The Zimbabwe Energy Regulatory Authority will decide on Zesa Holdings’ request for a 49 percent power tariff increase before the end of this month, chief executive Engineer Gloria Magombo said yesterday. Eng Magombo said that the matter (for an increase) is now at Government level, where input response is awaited, adding she is positive the decision will be made this month.
The prevailing consistence in improved power supply can only be sustained if Zesa, which is seeking a substantial increase, gets an economic tariff for 2016. This is because the power utility is faced with a host of funding needs, among them capital projects and infrastructure maintenance.
ZESA’s obligations also include power imports from regional utilities, most notable being 300 megawatts coming from South Africa’s Eskom.
The imports are meant to close the gap between the country’s current generation of 1 050MW against peak period demand of 2 200MW.

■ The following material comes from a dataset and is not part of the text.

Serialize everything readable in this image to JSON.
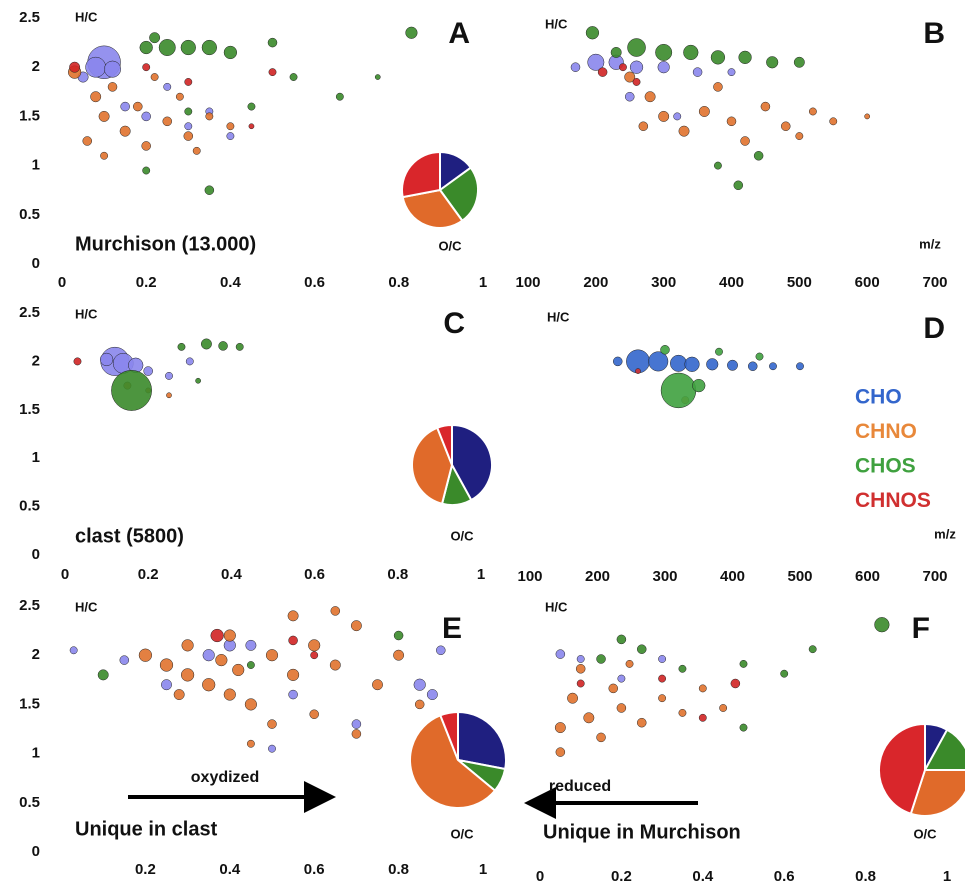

Notably, Zesa ended frequent rolling power cuts that at times lasted for days on end, when it struck an import deal with Eskom, but questions have arisen about how long it can sustain this state of affairs considering it is paying close to $7 million upfront every month. The power utility has not been allowed to get an economic tariff since 2009.
The utility needs to significantly grow its revenue inflows in order to fund many obligations including capital projects and maintenance programmes, both key elements to ensure consistent supply.
An official who would not be named said Zesa’s proposed tariff hike of 49 percent was critical in determining the utility’s ability to sustain improved supplies, which is also being managed through imports.
This forms part of Zesa’s supply demand side interventions while supply side initiatives, including Kariba South and Hwange 7 and 8 expansions, are being developed to come on line starting from 2018.
Zesa has since applied to ZERA for an average power tariff increase to 15c per kWh from the current average tariff of 9,86c per kWh. This would help meet its huge, predominantly prepaid cash imports.
“Everything that Zesa will be able or not able to do depend on it getting an appropriate tariff. Zesa is likely to get an increase anyway, but if it is not sufficient that won’t help much,” the official said.
Engineer Magombo said that she is positive that the approved new tariff will strike a balance between interests of the producer and consumers.
“That is what will happen (awarding an economic tariff). We need to ensure that there is viability, not only on the side of the producer, but consumers as well. Balance is what is required when the decision is made; that is the aim all the time,” Eng. Magombo said.